Relational and Interpersonal Relationships
Biko has been seeing Tanisha for almost 3 years. They met at a campus cultural
event and he first noticed her at a local church that they both attended. He said he was initially drawn to her because she seemed to be interested in the same types of campus and national issues as him. He expressed frustration however that they had not been sexually intimate for the majority of their relationship. After dating for about two years, he indicated that they were intimate on only one occasion, the first sexual experience for both of them. Afterwards, Tanisha talked with Biko about her feelings of extreme guilt, sadness, disappointment, and regret due to fears of becoming pregnant and how premarital sex was prohibited due to her religious (African Methodist Episcopal) values. He feels conflicted about premarital sex because he feels ready to become sexually active on a regular basis; although he also believes that premarital sex is a sin. Biko also seems to resent that she was the one to make the final decision on the issue and felt he was not heard and his feelings were not considered.
Biko reported that he has tried to find ways to reduce his anger and attempted to be more sociable by working out on a more regular basis. He often plays sports, but he reports that this has provided him little relief. He admits to being at a loss for how to cope with his feelings of anger, particularly when he feels “extreme rage.” Biko denied drinking frequently as it makes him “feel more out of control” and tends to get into fights.

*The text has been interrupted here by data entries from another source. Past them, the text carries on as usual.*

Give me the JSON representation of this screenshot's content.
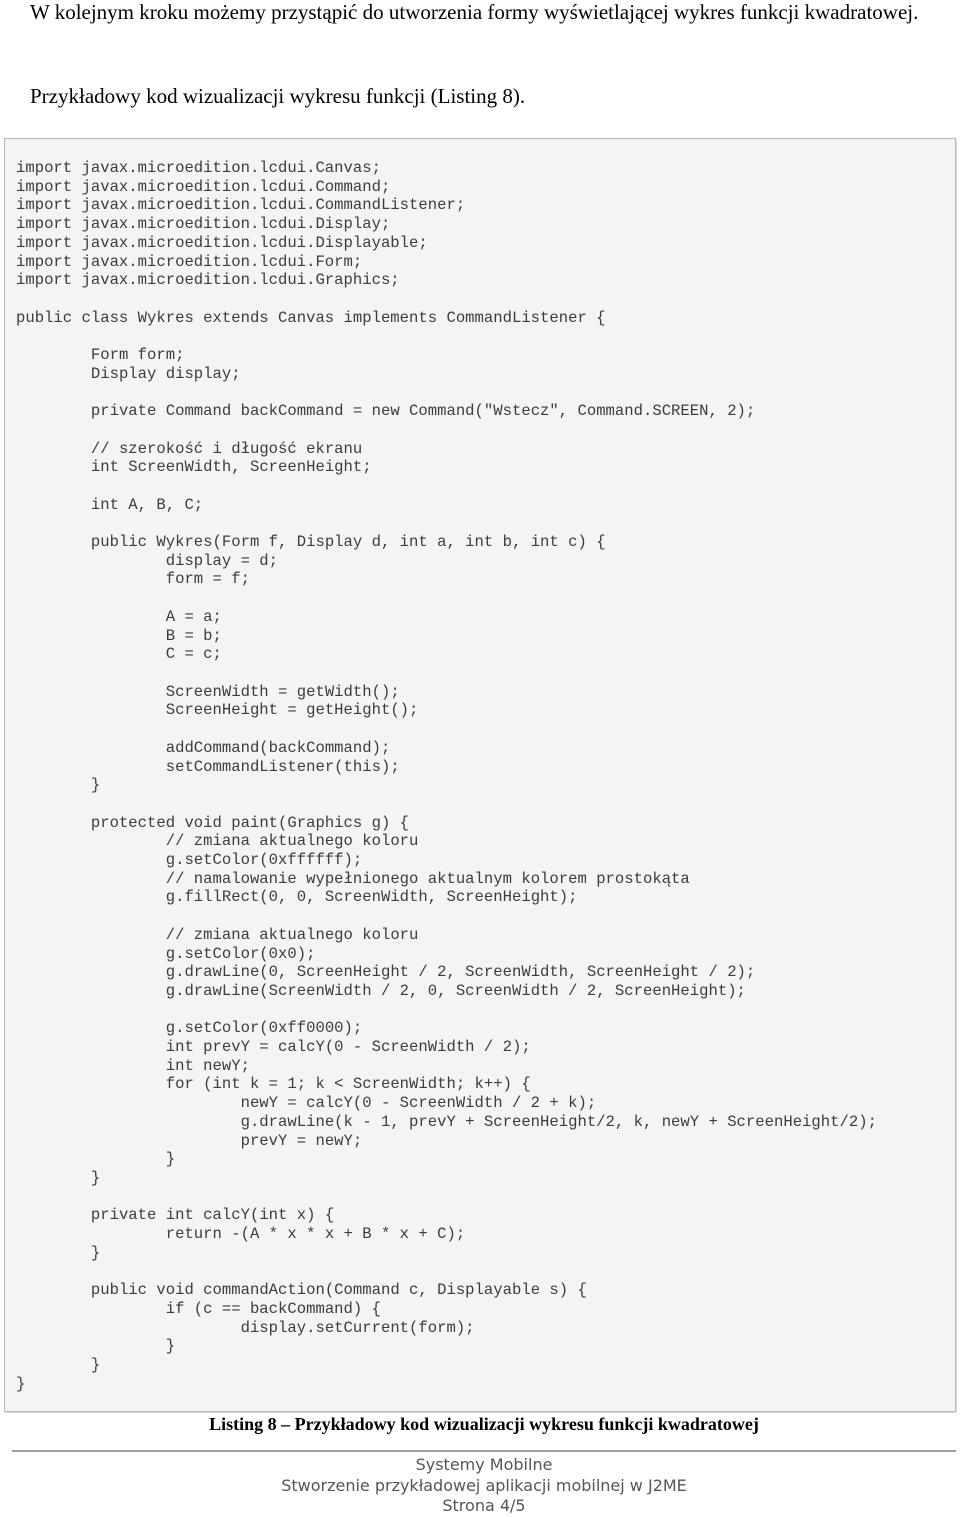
{
  "intro": {
    "paragraph1": "W kolejnym kroku możemy przystąpić do utworzenia formy wyświetlającej wykres funkcji kwadratowej.",
    "paragraph2": "Przykładowy kod wizualizacji wykresu funkcji (Listing 8)."
  },
  "listing": {
    "code_lines": [
      "import javax.microedition.lcdui.Canvas;",
      "import javax.microedition.lcdui.Command;",
      "import javax.microedition.lcdui.CommandListener;",
      "import javax.microedition.lcdui.Display;",
      "import javax.microedition.lcdui.Displayable;",
      "import javax.microedition.lcdui.Form;",
      "import javax.microedition.lcdui.Graphics;",
      "",
      "public class Wykres extends Canvas implements CommandListener {",
      "",
      "\tForm form;",
      "\tDisplay display;",
      "",
      "\tprivate Command backCommand = new Command(\"Wstecz\", Command.SCREEN, 2);",
      "",
      "\t// szerokość i długość ekranu",
      "\tint ScreenWidth, ScreenHeight;",
      "",
      "\tint A, B, C;",
      "",
      "\tpublic Wykres(Form f, Display d, int a, int b, int c) {",
      "\t\tdisplay = d;",
      "\t\tform = f;",
      "",
      "\t\tA = a;",
      "\t\tB = b;",
      "\t\tC = c;",
      "",
      "\t\tScreenWidth = getWidth();",
      "\t\tScreenHeight = getHeight();",
      "",
      "\t\taddCommand(backCommand);",
      "\t\tsetCommandListener(this);",
      "\t}",
      "",
      "\tprotected void paint(Graphics g) {",
      "\t\t// zmiana aktualnego koloru",
      "\t\tg.setColor(0xffffff);",
      "\t\t// namalowanie wypełnionego aktualnym kolorem prostokąta",
      "\t\tg.fillRect(0, 0, ScreenWidth, ScreenHeight);",
      "",
      "\t\t// zmiana aktualnego koloru",
      "\t\tg.setColor(0x0);",
      "\t\tg.drawLine(0, ScreenHeight / 2, ScreenWidth, ScreenHeight / 2);",
      "\t\tg.drawLine(ScreenWidth / 2, 0, ScreenWidth / 2, ScreenHeight);",
      "",
      "\t\tg.setColor(0xff0000);",
      "\t\tint prevY = calcY(0 - ScreenWidth / 2);",
      "\t\tint newY;",
      "\t\tfor (int k = 1; k < ScreenWidth; k++) {",
      "\t\t\tnewY = calcY(0 - ScreenWidth / 2 + k);",
      "\t\t\tg.drawLine(k - 1, prevY + ScreenHeight/2, k, newY + ScreenHeight/2);",
      "\t\t\tprevY = newY;",
      "\t\t}",
      "\t}",
      "",
      "\tprivate int calcY(int x) {",
      "\t\treturn -(A * x * x + B * x + C);",
      "\t}",
      "",
      "\tpublic void commandAction(Command c, Displayable s) {",
      "\t\tif (c == backCommand) {",
      "\t\t\tdisplay.setCurrent(form);",
      "\t\t}",
      "\t}",
      "}"
    ],
    "caption": "Listing 8 – Przykładowy kod wizualizacji wykresu funkcji kwadratowej"
  },
  "footer": {
    "line1": "Systemy Mobilne",
    "line2": "Stworzenie przykładowej aplikacji mobilnej w J2ME",
    "line3": "Strona 4/5"
  }
}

Biko’s goal is to complete his education and join the military after graduation, and hopefully join his brothers at one of the locations at which they are stationed. He said he has thought about asking Tanisha to marry him, but is concerned that he is not ready, given the problems they are currently having. Biko expressed concern about the ways in which his inability to control his anger effectively could influence both his relationship with Tanisha and his career goals in the military.
In analyzing this Case:
1. From a Multicultural Competence perspective, what is your preliminary conceptualization of this case? What information led you to formulate this conceptualization? (CACREP 2a, 2e,2f)
2. Applying Sue’s Tripartite Framework for understanding the Multiple Dimensions of Identity to describe this client’s situation, what additional information would be helpful in formulating your conceptualization? How and when would this information be collected? (CACREP 2b,2c)

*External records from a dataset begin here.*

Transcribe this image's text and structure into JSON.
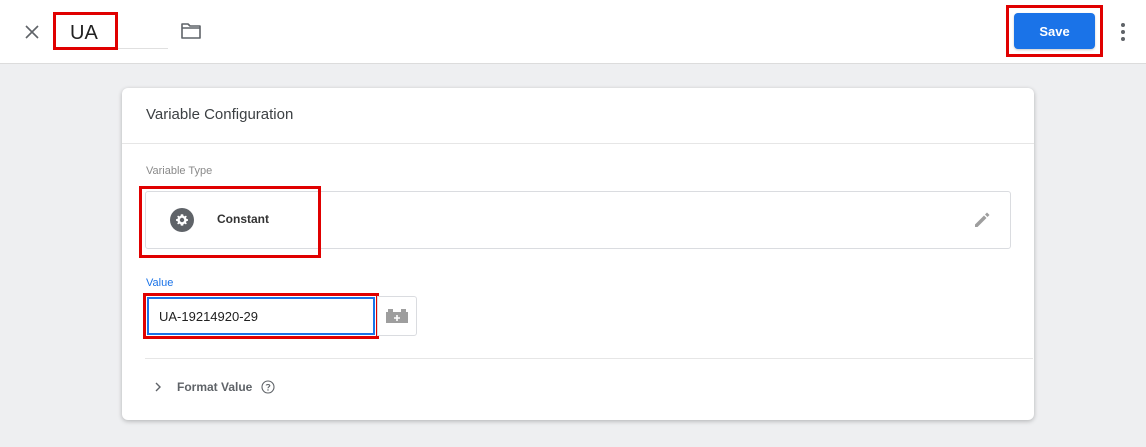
{
  "header": {
    "name_value": "UA",
    "save_label": "Save"
  },
  "card": {
    "title": "Variable Configuration",
    "variable_type_label": "Variable Type",
    "variable_type_name": "Constant",
    "value_label": "Value",
    "value_input": "UA-19214920-29",
    "format_value_label": "Format Value"
  },
  "icons": {
    "close": "close-icon",
    "folder": "folder-icon",
    "more": "more-vert-icon",
    "type": "gear-icon",
    "edit": "pencil-icon",
    "variable_picker": "variable-brick-icon",
    "expand": "chevron-right-icon",
    "help": "help-icon"
  },
  "colors": {
    "accent": "#1a73e8",
    "highlight": "#e00000"
  }
}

3. Describe any relevant MCC considerations in your work with this client. This may include multicultural considerations for the client as well as relevant differences between you and the client. Note how these considerations would or would not be addressed by using A Racial/ Cultural
Identity Development model. (2a, 2e,2e,2f)
4. Imagine that you are a middle-aged, 55 year-old clinician; also imagine that Biko’s issues with anger, sometimes to the point of physical aggression; have been noted in various aside conversations around campus. From a MCC perspective, describe how you would approach the therapeutic relationship with this particular client: discussing any ethical considerations that might be considered in working with this client; discussing how you might intervene on his behalf from a standpoint of advocacy and/ or from as standpoint of social justice. Note any dynamics that may emerge and how this might be approached in therapy. (CACREP 2a, 2c, 2d, 2e).
5. Considering 1-4 above, discuss what approach might “not fit” when working with this particular client? (CACREP 2a, 2e, 2f).